Wednesday, July 12, 2006

Work of Sunni group

Guardian Unlimited | Special reports | Sophistication suggests work of Sunni group: "Though India is no stranger to terrorist attacks, this was the deadliest for more than 10 years and involved a high degree of coordination, as the seven bombs went off within 15 minutes. There were compelling echoes of the Madrid and London bombings, and within hours the local TV networks had dubbed the atrocity 7/11.

The Times of India cited intelligence sources as pinning the blame on Lashkar-e-Taiba and a local Islamic student group.
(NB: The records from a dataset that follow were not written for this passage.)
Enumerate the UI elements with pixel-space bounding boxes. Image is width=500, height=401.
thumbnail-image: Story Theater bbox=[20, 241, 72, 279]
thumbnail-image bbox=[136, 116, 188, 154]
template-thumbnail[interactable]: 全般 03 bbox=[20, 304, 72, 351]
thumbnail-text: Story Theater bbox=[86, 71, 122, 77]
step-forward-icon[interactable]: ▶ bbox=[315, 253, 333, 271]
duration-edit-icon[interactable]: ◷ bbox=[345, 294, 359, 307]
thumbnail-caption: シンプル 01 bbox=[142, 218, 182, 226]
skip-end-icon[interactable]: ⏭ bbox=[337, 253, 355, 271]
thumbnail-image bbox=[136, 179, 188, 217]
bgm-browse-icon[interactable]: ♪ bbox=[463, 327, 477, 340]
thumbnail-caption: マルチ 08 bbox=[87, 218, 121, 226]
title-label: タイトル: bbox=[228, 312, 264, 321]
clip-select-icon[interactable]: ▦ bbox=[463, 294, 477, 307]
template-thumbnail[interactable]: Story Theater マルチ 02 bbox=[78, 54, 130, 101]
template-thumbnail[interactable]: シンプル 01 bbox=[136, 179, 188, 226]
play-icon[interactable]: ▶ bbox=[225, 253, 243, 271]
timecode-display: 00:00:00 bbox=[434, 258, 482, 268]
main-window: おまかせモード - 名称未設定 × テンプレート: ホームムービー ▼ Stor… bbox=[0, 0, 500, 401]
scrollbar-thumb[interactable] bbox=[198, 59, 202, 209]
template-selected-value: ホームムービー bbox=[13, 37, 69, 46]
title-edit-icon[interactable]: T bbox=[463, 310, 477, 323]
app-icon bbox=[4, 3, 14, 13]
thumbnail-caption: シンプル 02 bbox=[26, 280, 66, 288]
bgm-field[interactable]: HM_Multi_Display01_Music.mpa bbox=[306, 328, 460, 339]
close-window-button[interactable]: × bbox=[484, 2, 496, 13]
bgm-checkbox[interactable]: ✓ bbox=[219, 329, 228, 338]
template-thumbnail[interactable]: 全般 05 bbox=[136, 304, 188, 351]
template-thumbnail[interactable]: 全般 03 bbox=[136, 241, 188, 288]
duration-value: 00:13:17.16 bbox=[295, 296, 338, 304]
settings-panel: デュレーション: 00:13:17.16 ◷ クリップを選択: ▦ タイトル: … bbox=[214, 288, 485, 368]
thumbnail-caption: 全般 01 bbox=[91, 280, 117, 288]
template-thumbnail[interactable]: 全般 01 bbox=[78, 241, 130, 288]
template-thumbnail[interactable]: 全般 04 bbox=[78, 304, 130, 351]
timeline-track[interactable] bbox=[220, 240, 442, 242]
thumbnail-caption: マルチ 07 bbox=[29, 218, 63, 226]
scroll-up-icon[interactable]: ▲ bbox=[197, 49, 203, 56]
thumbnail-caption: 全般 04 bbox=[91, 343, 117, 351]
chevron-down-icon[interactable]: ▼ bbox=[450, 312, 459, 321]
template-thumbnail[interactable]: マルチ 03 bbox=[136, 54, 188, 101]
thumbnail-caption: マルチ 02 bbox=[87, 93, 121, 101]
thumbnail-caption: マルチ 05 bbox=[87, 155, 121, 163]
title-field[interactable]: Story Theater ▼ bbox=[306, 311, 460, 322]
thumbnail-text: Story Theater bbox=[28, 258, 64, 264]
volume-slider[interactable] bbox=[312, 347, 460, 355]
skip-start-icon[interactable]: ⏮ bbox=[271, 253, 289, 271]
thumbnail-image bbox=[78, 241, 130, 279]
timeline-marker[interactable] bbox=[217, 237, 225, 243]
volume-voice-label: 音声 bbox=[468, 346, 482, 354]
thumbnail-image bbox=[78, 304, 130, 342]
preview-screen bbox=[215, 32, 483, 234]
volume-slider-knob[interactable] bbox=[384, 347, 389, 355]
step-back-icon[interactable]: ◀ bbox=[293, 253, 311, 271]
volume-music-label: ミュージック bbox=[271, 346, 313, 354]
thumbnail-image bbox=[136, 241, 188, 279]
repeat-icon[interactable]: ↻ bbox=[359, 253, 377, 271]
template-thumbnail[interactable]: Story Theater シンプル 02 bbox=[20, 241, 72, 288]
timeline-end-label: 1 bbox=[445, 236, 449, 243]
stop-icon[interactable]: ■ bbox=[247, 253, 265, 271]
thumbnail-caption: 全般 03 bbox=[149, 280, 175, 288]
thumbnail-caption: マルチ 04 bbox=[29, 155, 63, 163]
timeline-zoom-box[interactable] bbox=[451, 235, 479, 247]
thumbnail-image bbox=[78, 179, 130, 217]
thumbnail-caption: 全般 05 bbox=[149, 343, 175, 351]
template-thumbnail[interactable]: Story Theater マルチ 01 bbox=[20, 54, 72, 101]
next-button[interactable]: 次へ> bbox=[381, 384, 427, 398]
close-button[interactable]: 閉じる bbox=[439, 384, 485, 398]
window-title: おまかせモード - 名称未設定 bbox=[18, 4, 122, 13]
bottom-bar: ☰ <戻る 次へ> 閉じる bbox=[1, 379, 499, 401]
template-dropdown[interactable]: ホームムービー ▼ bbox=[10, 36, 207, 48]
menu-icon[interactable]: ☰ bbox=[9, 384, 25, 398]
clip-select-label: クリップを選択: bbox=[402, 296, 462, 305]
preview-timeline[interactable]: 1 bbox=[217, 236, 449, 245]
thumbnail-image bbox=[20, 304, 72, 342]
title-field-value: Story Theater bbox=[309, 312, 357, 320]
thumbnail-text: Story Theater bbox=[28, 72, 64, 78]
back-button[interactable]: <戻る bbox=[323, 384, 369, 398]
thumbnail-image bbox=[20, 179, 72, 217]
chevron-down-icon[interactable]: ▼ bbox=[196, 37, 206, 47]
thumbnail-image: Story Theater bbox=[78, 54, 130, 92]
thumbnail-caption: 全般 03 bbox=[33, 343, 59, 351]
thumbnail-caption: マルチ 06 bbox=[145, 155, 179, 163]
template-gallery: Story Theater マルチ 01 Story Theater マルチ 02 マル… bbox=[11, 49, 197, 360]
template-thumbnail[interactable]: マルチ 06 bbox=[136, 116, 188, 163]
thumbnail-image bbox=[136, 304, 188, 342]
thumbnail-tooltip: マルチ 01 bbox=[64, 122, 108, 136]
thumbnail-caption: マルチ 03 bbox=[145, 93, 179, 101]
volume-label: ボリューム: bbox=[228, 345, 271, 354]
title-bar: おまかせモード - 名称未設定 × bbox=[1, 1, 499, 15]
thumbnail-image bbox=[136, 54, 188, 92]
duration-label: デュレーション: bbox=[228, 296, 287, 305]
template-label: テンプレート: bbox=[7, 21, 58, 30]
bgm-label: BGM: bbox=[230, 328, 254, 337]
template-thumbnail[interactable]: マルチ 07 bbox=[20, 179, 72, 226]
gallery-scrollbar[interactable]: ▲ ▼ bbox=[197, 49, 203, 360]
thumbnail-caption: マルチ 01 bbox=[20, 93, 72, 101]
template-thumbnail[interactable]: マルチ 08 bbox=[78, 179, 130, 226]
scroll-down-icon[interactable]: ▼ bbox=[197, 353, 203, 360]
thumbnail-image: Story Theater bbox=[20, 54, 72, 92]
Lashkar-e-Taiba (Soldiers of the Pure) operated freely in Pakistan until shortly after September 11 2001. It recruited and raised funds openly, putting collection boxes in shops.

After George Bush pressed his Pakistani counterpart, Pervez Musharraf, to ban the group in January 2002, it split. One faction renamed itself Jama'at ud Dawa, while others worked more loosely; so the name, Lashkar-e-Taiba, is as vague an umbrella for militants focused on the Kashmir issue as al-Qaida is for anti-American jihadis.

The group denied killing civilians, claiming such an act went against its religious belief. Indian police accused the group of explosions in Mumbai in August 2003 which killed 55 people, and of a raid on the Indian parliament in 2001 that almost brought India and Pakistan to war. The group was blamed for attacks in October in Delhi which killed more than 60 people, and for explosions in the Hindu holy city of Varanasi this year which killed at least 15 people.

The earthquake in northern Pakistan and parts of Kashmir in October gave the group a new lease of life. Pakistan allowed it to collect funds openly again, officially for reconstruction work. Many of its offices reopened.

The first bomb blasts in Mumbai, in 1993, when more than 250 people died, were later blamed on the city's criminal gangs. But communal antagonism was also suspected. The attacks followed the demolition of a mosque in the Hindu holy city of Ayodhya."